By 2023, Oregonians had changed their minds about Measure 110, 73% of those polled saying they supported making possession of hard drugs a crime again. Last December, The Oregonian editorial board called for the re-criminalization of drugs. In January, Gov. Tina Kotek declared a 90-day "fentanyl emergency" for downtown Portland, presumably to get services in place, though how is as yet unclear.
“It’s taken far too long to decide we have an emergency on our hands, and it certainly won’t be over in 90 days,” according to County Commissioner Sharon Meieran, who’d been trying for years to get officials to acknowledge the scope of the crisis, which citizens had no trouble recognizing.
“Fuck no, I wouldn’t vote for it again,” says Aidan Wolff, a musician and bartender from Portland. "It's 11 o'clock in the morning and there's a flash-mob, 18 to 20 people in the parking lot of Carl's Jr. having a fentanyl party.

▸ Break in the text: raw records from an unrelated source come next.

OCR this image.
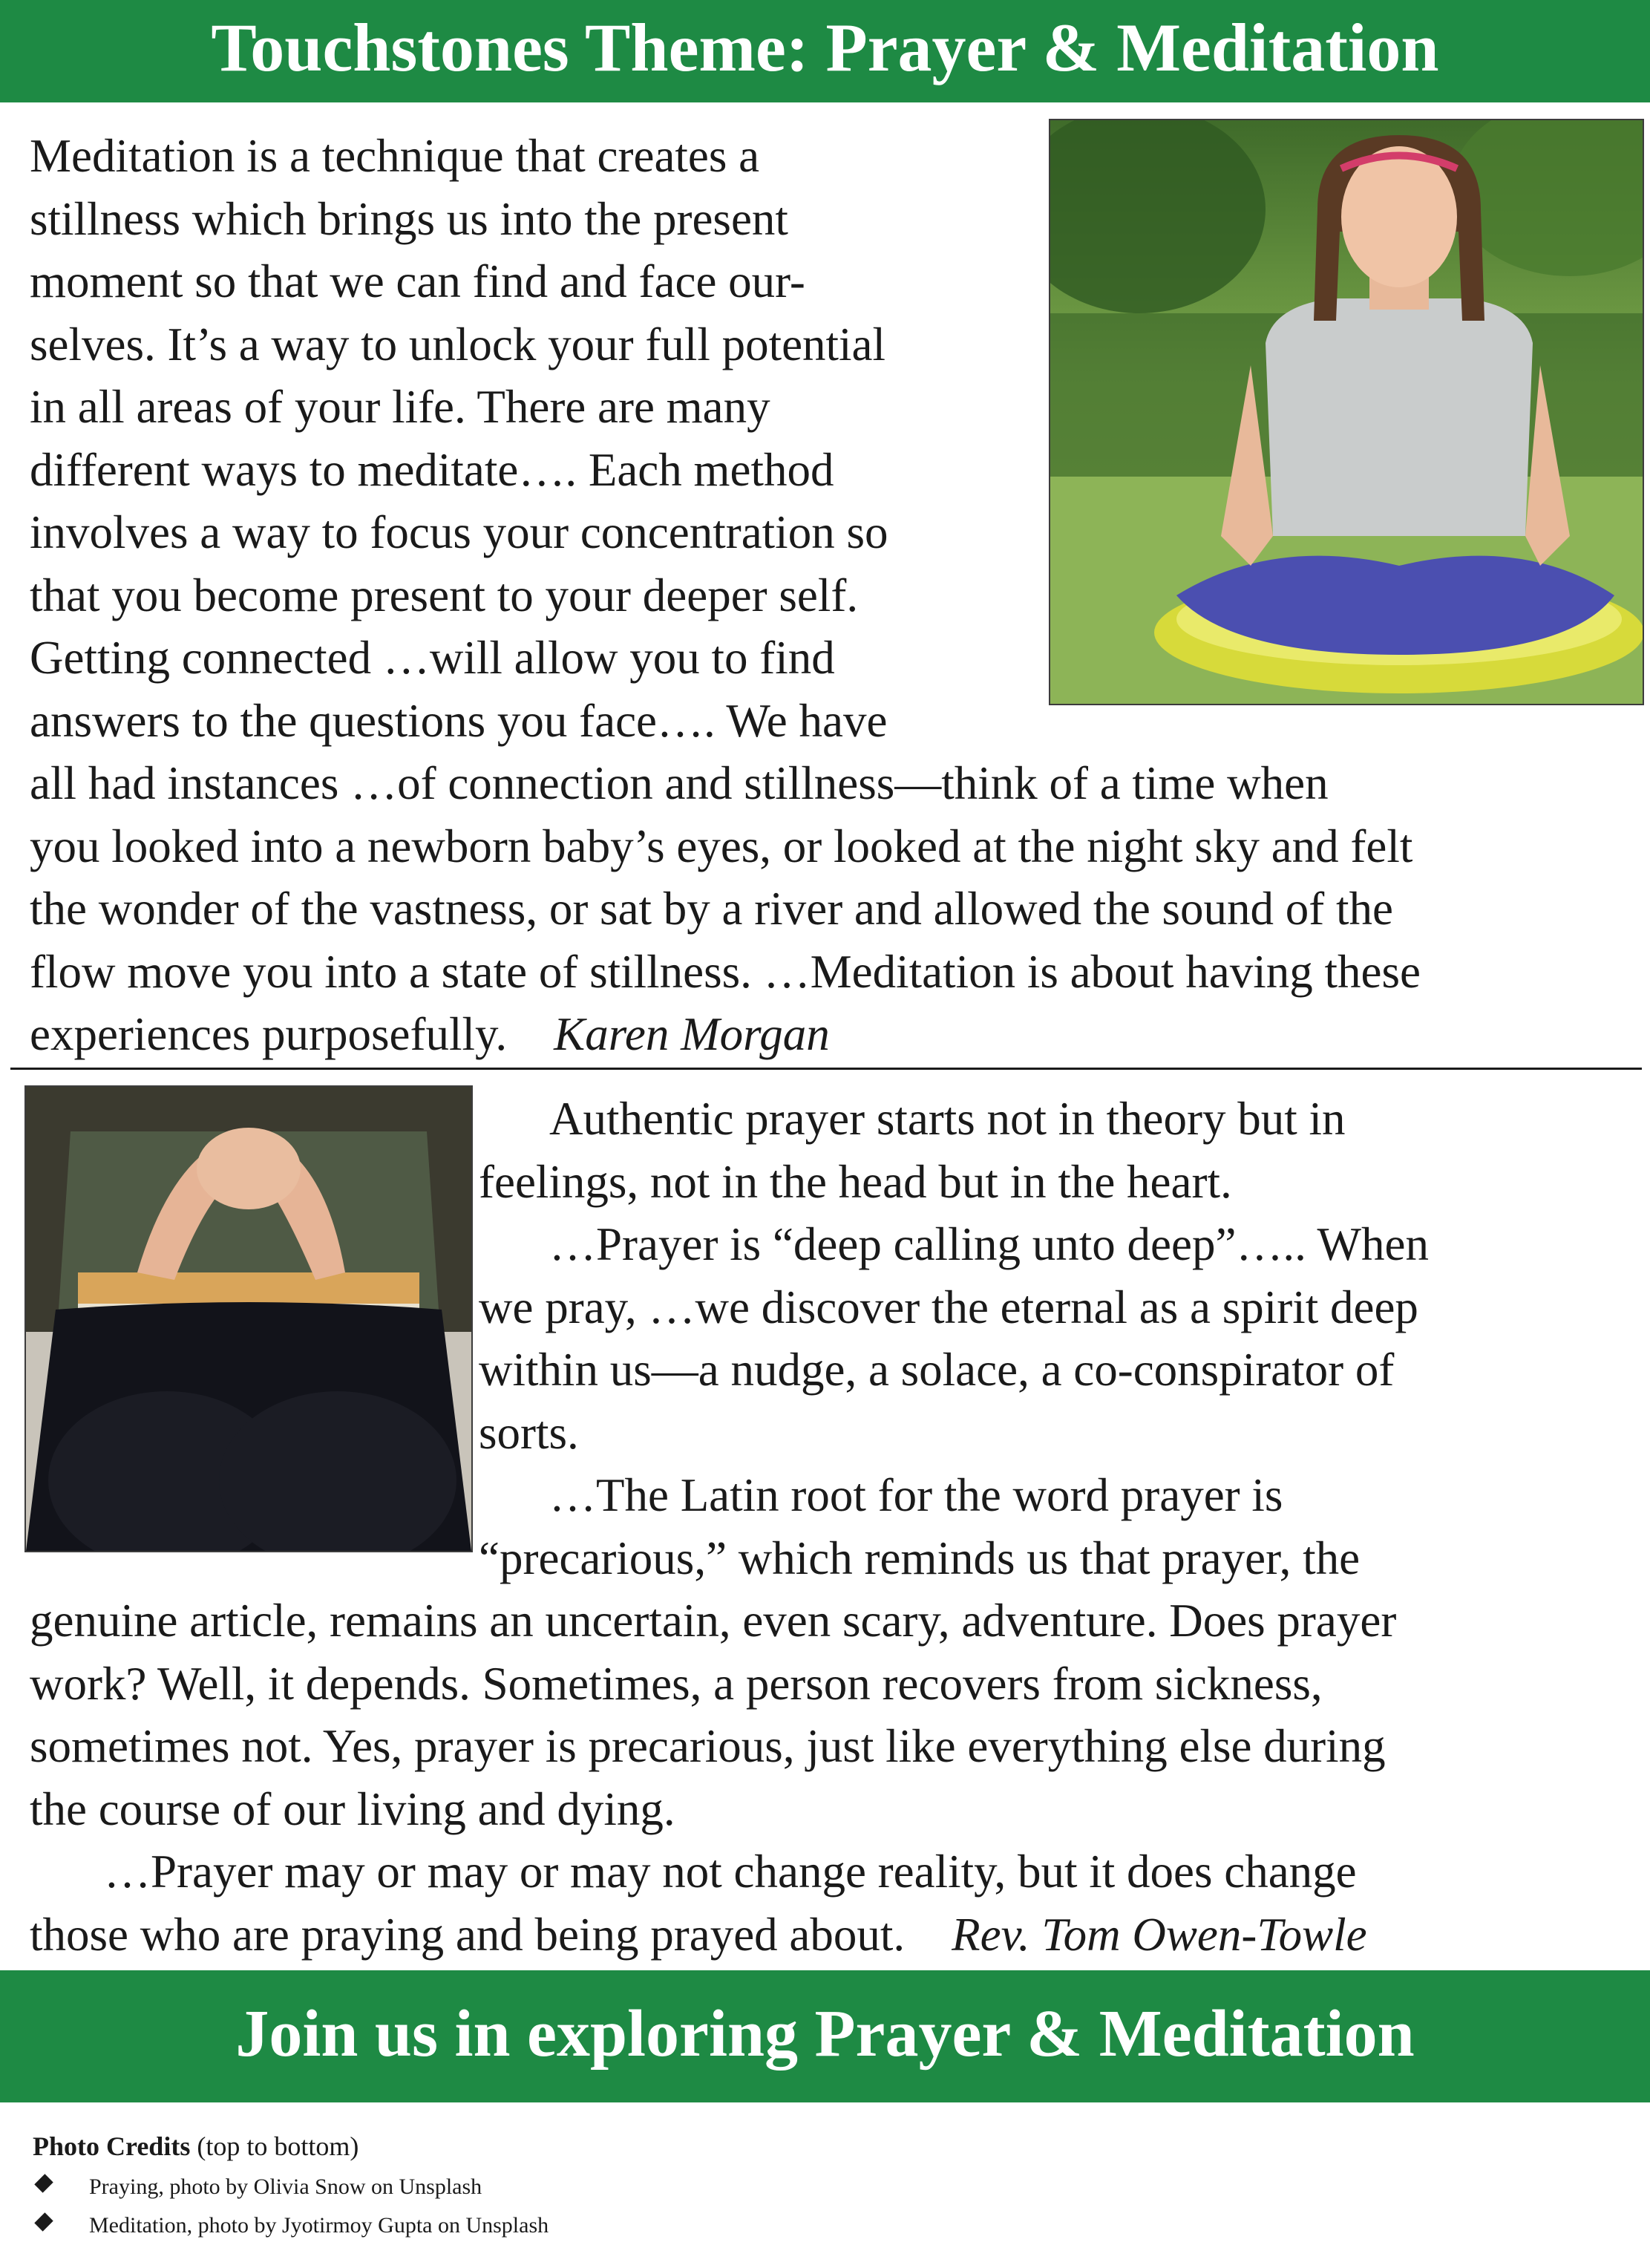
Touchstones Theme: Prayer & Meditation

Meditation is a technique that creates a
stillness which brings us into the present
moment so that we can find and face our-
selves. It’s a way to unlock your full potential
in all areas of your life. There are many
different ways to meditate…. Each method
involves a way to focus your concentration so
that you become present to your deeper self.
Getting connected …will allow you to find
answers to the questions you face…. We have
all had instances …of connection and stillness—think of a time when
you looked into a newborn baby’s eyes, or looked at the night sky and felt
the wonder of the vastness, or sat by a river and allowed the sound of the
flow move you into a state of stillness. …Meditation is about having these
experiences purposefully. Karen Morgan

Authentic prayer starts not in theory but in
feelings, not in the head but in the heart.
…Prayer is “deep calling unto deep”….. When
we pray, …we discover the eternal as a spirit deep
within us—a nudge, a solace, a co-conspirator of
sorts.
…The Latin root for the word prayer is
“precarious,” which reminds us that prayer, the
genuine article, remains an uncertain, even scary, adventure. Does prayer
work? Well, it depends. Sometimes, a person recovers from sickness,
sometimes not. Yes, prayer is precarious, just like everything else during
the course of our living and dying.
…Prayer may or may or may not change reality, but it does change
those who are praying and being prayed about. Rev. Tom Owen-Towle

Join us in exploring Prayer & Meditation
Photo Credits (top to bottom)
Praying, photo by Olivia Snow on Unsplash
Meditation, photo by Jyotirmoy Gupta on Unsplash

There's just a general feeling of lawlessness. There are fires, things are burned out, the cops can't do anything.”
The defenestration of law enforcement, when it came to making drug arrests, was baked into Measure 110. While Portland only partially succeeded in its effort to defund police in 2020, staffing levels remain low, with officers' time frequently spent interacting with street-level drug users the only way they legally can: administering Narcan, sometimes to the same person multiple times a day.
Proponents of Measure 110 argue that correlation does not equal causation; that you can recriminalize drugs tomorrow and still have people choose to use and overdose on hard drugs. Sure. But does that mean Measure 110 cannot be improved upon? Last October, eight people in their late teens and early 20s overdosed in one incident in Portland's Pearl District, where I not long ago watched a tableaux that included a man picking at his infected feet, another shaking his penis at me, and a woman who lifted her dress and shat. Portland has seen historic outmigration, in part due to high crime and the homelessness crisis. REI closed its flagship store on February 1, citing the highest number of break-ins in two decades.